安心しきった顔で、少しだけ吐息を漏らしながら、起きる気配がないユーキを、朱葵はじっと見つめる。
こうして見ると、本当に端整な顔立ちをしていると、朱葵は改めて感じる。いつもより薄いメイクも、ナチュラルに下ろされた長いまっすぐな髪も、見たことのないパンツ姿も、ユーキを鮮やかに彩っている。
前に一度だけ、テレビ局に招いたときも、ユーキは仕事のときとは違った可憐な華やかさを身に纏っていたことを思い出す。
あのときも朱葵はユーキの姿に目を奪われ、動揺し、滅多に出さないNGを連発してしまっていたのだ。
「素顔のユーキさんか・・・・・・」
朱葵はユーキの顔を見て微笑み、そう呟いた。
今日は、初めてユーキの素顔を垣間見れたような気がする。そんな満足感が心をほっとさせた。
「ん・・・・・・ここ?」
「あ、起きた?」
虚ろな声をさせて、ユーキが目を覚ます。
「ここ・・・・・・」
「ユーキさんちの前」
「ん・・・・・・え?!」
ユーキが驚いた拍子に腕を振り上げると、ゴッと鈍い音が車内に響いた。どうやら、窓に指をぶつけてしまったらしい。
「いった〜」
「ちょっと、ユーキさん、大丈夫?!」
ユーキはぶんぶんと手首を振った。当たった指の関節がじん、と痺れを持っている。
「ごめん、あたし寝ちゃってたのね」
右手で左指を庇いながら、ユーキは言った。
「それよりさ、今度、いつ会えるかな」
と、朱葵が言うと、車内は一瞬にして静かになった。
まず、ユーキは考えていた。
特に休みは決まってないけれど、できる限り店を休むようなことはしたくない。けれどそれでは朱葵の仕事の都合ともなかなか合わない。それならやっぱり自分が合わせないといけないだろうか、と。
「えっと・・・・・・」
言葉が詰まる。こんなとき、「じゃあまた来週」などどは軽々しく言えない、お互いの仕事に嫌気が差す。きっとこれからも、同じように仕事の都合で会えなくなることもあるのだ、という確信が胸をよぎる。
一気に現実に戻されたような気がした。
さっきまでの眠りの世界で過ごした、永遠とも思えるような朱葵との時間は、やはり夢でしか叶わないのだと、思い知らされる。

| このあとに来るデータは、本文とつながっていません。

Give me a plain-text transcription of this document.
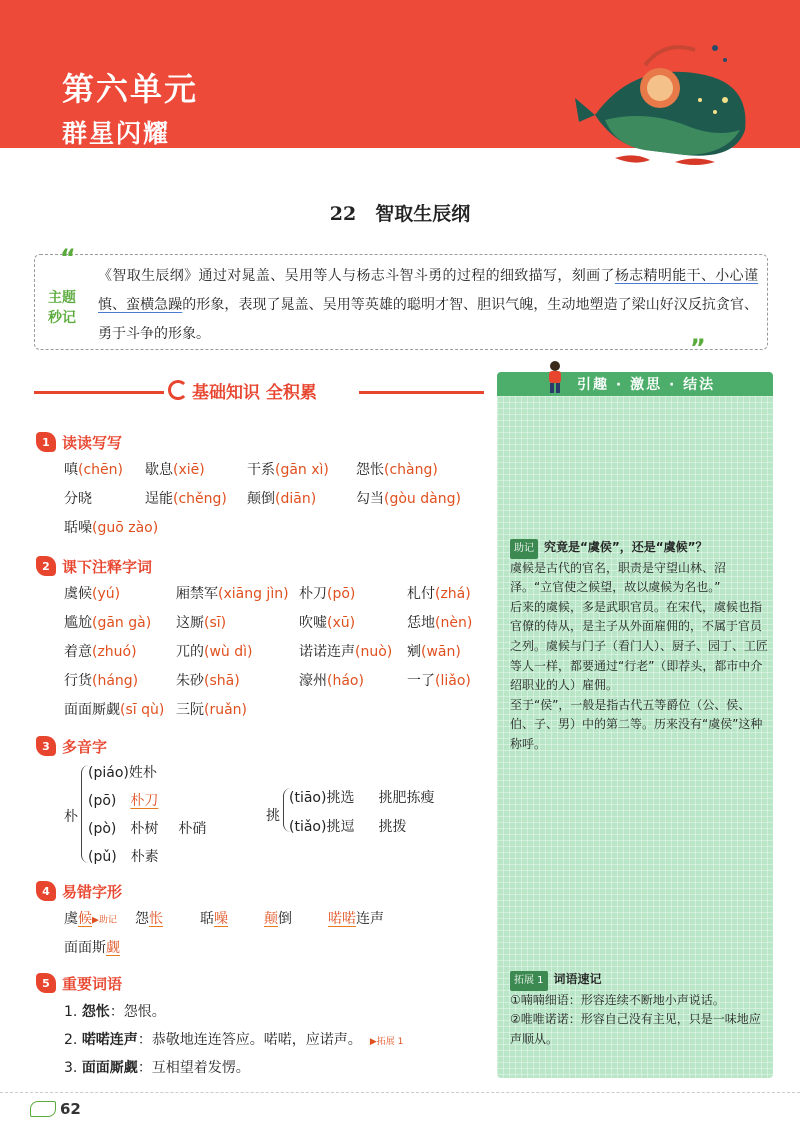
第六单元
群星闪耀
22　智取生辰纲
“
”
主题秒记
《智取生辰纲》通过对晁盖、吴用等人与杨志斗智斗勇的过程的细致描写，刻画了杨志精明能干、小心谨慎、蛮横急躁的形象，表现了晁盖、吴用等英雄的聪明才智、胆识气魄，生动地塑造了梁山好汉反抗贪官、勇于斗争的形象。
基础知识 全积累
1 读读写写
嗔(chēn) 歇息(xiē)	干系(gān xì) 怨怅(chàng)
分晓	逞能(chěng) 颠倒(diān)	勾当(gòu dàng)
聒噪(guō zào)
2 课下注释字词
虞候(yú)	厢禁军(xiāng jìn) 朴刀(pō)	札付(zhá)
尴尬(gān gà) 这厮(sī)	吹嘘(xū)	恁地(nèn)
着意(zhuó)	兀的(wù dì)	诺诺连声(nuò) 剜(wān)
行货(háng)	朱砂(shā)	濠州(háo)	一了(liǎo)
面面厮觑(sī qù) 三阮(ruǎn)
3 多音字
朴
(piáo)姓朴
(pō) 朴刀
(pò) 朴树 朴硝
(pǔ) 朴素
挑
(tiāo)挑选 挑肥拣瘦
(tiǎo)挑逗 挑拨
4 易错字形
虞候▶助记 怨怅	聒噪	颠倒	喏喏连声
面面斯觑
5 重要词语
1. 怨怅：怨恨。
2. 喏喏连声：恭敬地连连答应。喏喏，应诺声。 ▶拓展 1
3. 面面厮觑：互相望着发愣。
引趣 · 激思 · 结法
助记 究竟是“虞侯”，还是“虞候”？
虞候是古代的官名，职责是守望山林、沼泽。“立官使之候望，故以虞候为名也。”
后来的虞候，多是武职官员。在宋代，虞候也指官僚的侍从，是主子从外面雇佣的，不属于官员之列。虞候与门子（看门人）、厨子、园丁、工匠等人一样，都要通过“行老”（即荐头，都市中介绍职业的人）雇佣。
至于“侯”，一般是指古代五等爵位（公、侯、伯、子、男）中的第二等。历来没有“虞侯”这种称呼。
拓展 1 词语速记
①喃喃细语：形容连续不断地小声说话。
②唯唯诺诺：形容自己没有主见，只是一味地应声顺从。
62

そのとき、ユーキの感じていることを、朱葵もまた同じように心の中で思っていた。
けれどそんなことを言っていては何も始まらない。
朱葵はそこに漂う不穏な空気を断ち切るように、わざと明るい調子で言った。
「会おうと思えばいくらでも会えるよね。俺たちは今までそうしてきたんだから」
ユーキは、そんな朱葵の言葉にはっとする。
――そう、今までだって衝動的に走り出して、ちゃんと会えた。お互いがお互いを求めたとき、運命が味方してくれた。
「そうね。いつでも会えるわよね」
ユーキは自分にも言い聞かせるように、笑って見せた。まだぎこちない、不安を拭いきれていないような顔で。

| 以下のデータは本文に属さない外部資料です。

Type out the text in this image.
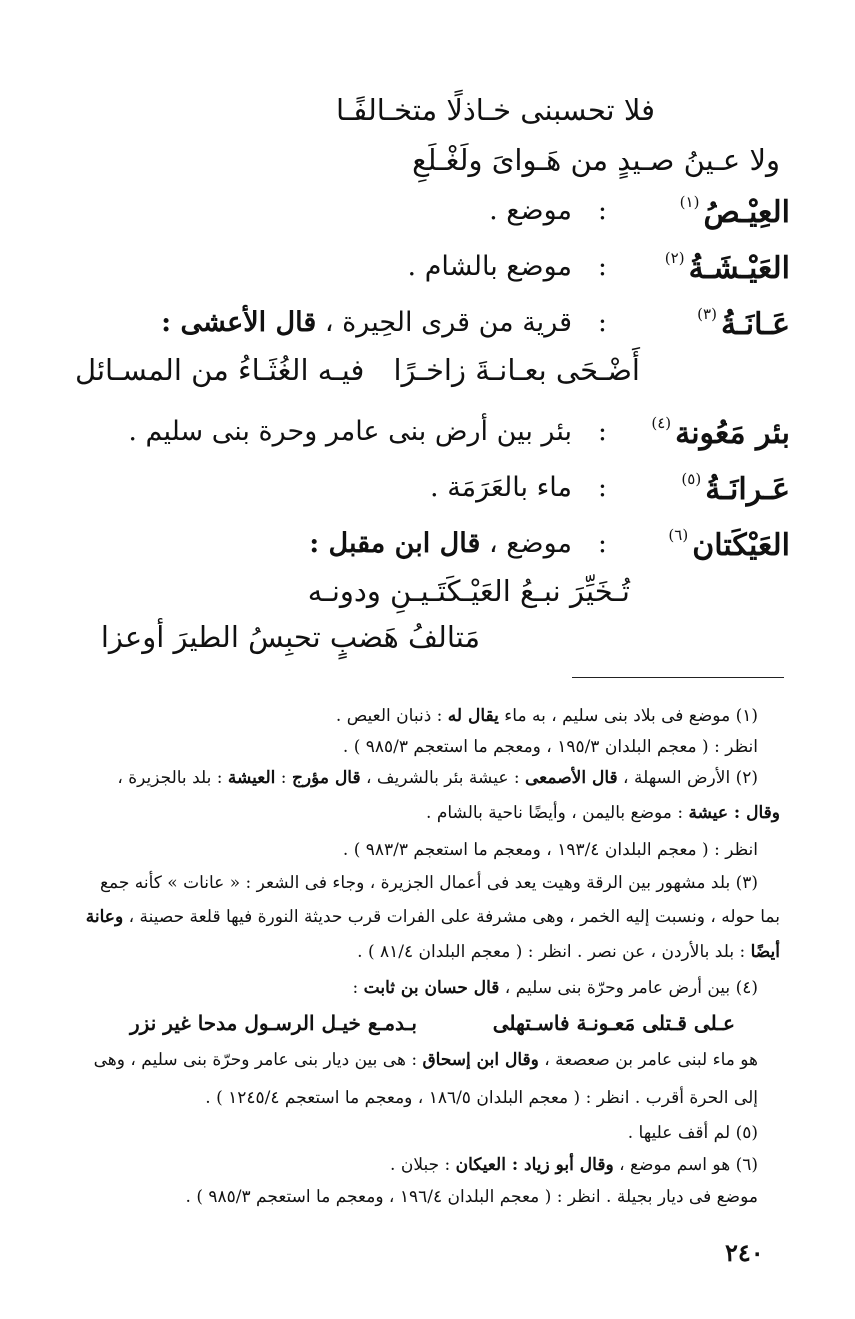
فلا تحسبنى خـاذلًا متخـالفًـا
ولا عـينُ صـيدٍ من هَـواىَ ولَغْـلَعِ
العِيْـصُ$^{(١)}$
:
موضع .
العَيْـشَـةُ$^{(٢)}$
:
موضع بالشام .
عَـانَـةُ$^{(٣)}$
:
قرية من قرى الحِيرة ، قال الأعشى :
أَضْـحَى بعـانـةَ زاخـرًا
فيـه الغُثَـاءُ من المسـائل
بئر مَعُونة$^{(٤)}$
:
بئر بين أرض بنى عامر وحرة بنى سليم .
عَـرانَـةُ$^{(٥)}$
:
ماء بالعَرَمَة .
العَيْكَتان$^{(٦)}$
:
موضع ، قال ابن مقبل :
تُـخَيِّرَ نبـعُ العَيْـكَتَـيـنِ ودونـه
مَتالفُ هَضبٍ تحبِسُ الطيرَ أوعزا
(١) موضع فى بلاد بنى سليم ، به ماء يقال له : ذنبان العيص .
انظر : ( معجم البلدان ١٩٥/٣ ، ومعجم ما استعجم ٩٨٥/٣ ) .
(٢) الأرض السهلة ، قال الأصمعى : عيشة بئر بالشريف ، قال مؤرج : العيشة : بلد بالجزيرة ،
وقال : عيشة : موضع باليمن ، وأيضًا ناحية بالشام .
انظر : ( معجم البلدان ١٩٣/٤ ، ومعجم ما استعجم ٩٨٣/٣ ) .
(٣) بلد مشهور بين الرقة وهيت يعد فى أعمال الجزيرة ، وجاء فى الشعر : « عانات » كأنه جمع
بما حوله ، ونسبت إليه الخمر ، وهى مشرفة على الفرات قرب حديثة النورة فيها قلعة حصينة ، وعانة
أيضًا : بلد بالأردن ، عن نصر . انظر : ( معجم البلدان ٨١/٤ ) .
(٤) بين أرض عامر وحرّة بنى سليم ، قال حسان بن ثابت :
عـلى قـتلى مَعـونـة فاسـتهلى
بـدمـع خيـل الرسـول مدحا غير نزر
هو ماء لبنى عامر بن صعصعة ، وقال ابن إسحاق : هى بين ديار بنى عامر وحرّة بنى سليم ، وهى
إلى الحرة أقرب . انظر : ( معجم البلدان ١٨٦/٥ ، ومعجم ما استعجم ١٢٤٥/٤ ) .
(٥) لم أقف عليها .
(٦) هو اسم موضع ، وقال أبو زياد : العيكان : جبلان .
موضع فى ديار بجيلة . انظر : ( معجم البلدان ١٩٦/٤ ، ومعجم ما استعجم ٩٨٥/٣ ) .
٢٤٠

「あのドラマさ、こないだ第1話が放送になったんだ。視聴率がすごく良かったって」
朱葵が言うと、ユーキは「そうなの」と、一言返した。
「スタッフにも、ホストの演技は評判がいいって言われた。でも、それって、ユーキさんのおかげなんだ」
「あたしの?」
ユーキは不思議に顔を覗かせる。
「もちろん樹さんを紹介してくれたからなんだけど。それって、本当は・・・・・・」
そこまで言って、朱葵はユーキに顔を向けた。先に向いていたユーキと、視線がぶつかる。

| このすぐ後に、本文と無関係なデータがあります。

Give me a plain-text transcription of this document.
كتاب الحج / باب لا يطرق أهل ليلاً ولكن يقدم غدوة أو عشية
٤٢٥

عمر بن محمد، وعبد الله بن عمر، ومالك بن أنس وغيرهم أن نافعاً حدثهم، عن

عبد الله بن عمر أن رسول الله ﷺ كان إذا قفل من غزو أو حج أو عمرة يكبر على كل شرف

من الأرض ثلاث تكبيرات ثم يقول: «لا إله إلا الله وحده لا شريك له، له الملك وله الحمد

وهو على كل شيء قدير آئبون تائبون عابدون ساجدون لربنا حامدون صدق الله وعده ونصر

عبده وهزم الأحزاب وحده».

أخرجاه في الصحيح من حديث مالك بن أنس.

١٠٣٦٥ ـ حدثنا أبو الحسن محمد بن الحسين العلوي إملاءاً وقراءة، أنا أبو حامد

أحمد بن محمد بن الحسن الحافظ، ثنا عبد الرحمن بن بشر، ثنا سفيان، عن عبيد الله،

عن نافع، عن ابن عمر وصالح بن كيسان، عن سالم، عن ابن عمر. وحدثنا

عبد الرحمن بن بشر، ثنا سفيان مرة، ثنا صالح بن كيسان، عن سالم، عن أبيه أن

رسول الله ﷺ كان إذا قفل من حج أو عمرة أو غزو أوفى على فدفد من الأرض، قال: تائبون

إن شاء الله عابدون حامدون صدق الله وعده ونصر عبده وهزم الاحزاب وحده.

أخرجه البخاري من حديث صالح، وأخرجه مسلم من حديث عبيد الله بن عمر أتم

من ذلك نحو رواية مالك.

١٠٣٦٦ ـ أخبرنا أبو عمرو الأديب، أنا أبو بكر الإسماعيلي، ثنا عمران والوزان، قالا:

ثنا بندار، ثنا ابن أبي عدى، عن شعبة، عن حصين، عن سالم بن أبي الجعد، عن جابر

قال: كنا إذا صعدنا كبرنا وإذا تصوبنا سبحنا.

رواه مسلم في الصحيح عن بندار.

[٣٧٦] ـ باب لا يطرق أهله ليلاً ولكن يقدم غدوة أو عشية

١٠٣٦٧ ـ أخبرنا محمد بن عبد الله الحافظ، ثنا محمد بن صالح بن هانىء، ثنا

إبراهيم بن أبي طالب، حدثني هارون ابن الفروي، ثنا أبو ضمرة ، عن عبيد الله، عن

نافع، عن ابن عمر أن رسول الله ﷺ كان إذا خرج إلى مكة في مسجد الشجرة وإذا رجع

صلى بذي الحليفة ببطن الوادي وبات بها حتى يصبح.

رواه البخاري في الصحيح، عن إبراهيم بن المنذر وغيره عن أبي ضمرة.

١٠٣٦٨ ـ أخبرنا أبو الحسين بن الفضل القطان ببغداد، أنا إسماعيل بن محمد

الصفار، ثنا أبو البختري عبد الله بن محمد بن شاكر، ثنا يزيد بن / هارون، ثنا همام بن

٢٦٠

「本当は、近づきたかったんだ。ユーキさんに。あの雨の夜、『夜の世界を教えてほしい』って言ったのは、咄嗟の言葉だった。あのとき、俺は何でもいいから繋がりがほしくて、もう一度ユーキさんに会いたくて、走ってたから」
手持ち無沙汰にハンドルを握っていた朱葵の腕が、そっとユーキに回される。
「ユーキさんに会えてよかった。じゃなきゃ、今の俺はいないから。これからも、ずっと、俺の側にいて」
耳元で感じる朱葵の声は、なんだか寂しそうに聞こえて。
堪らなく愛しいその存在を、ユーキは強く抱く。
「ずっと側にいる。だから、あたしを放さないで。何があっても、あたしを逃がさないで、掴まえてて」
人通りの多い駅前に続く道の端で、2人、周りの目も何もかも忘れて、お互いの体温を揃えるかのように、ぎゅっと、抱きしめ合った。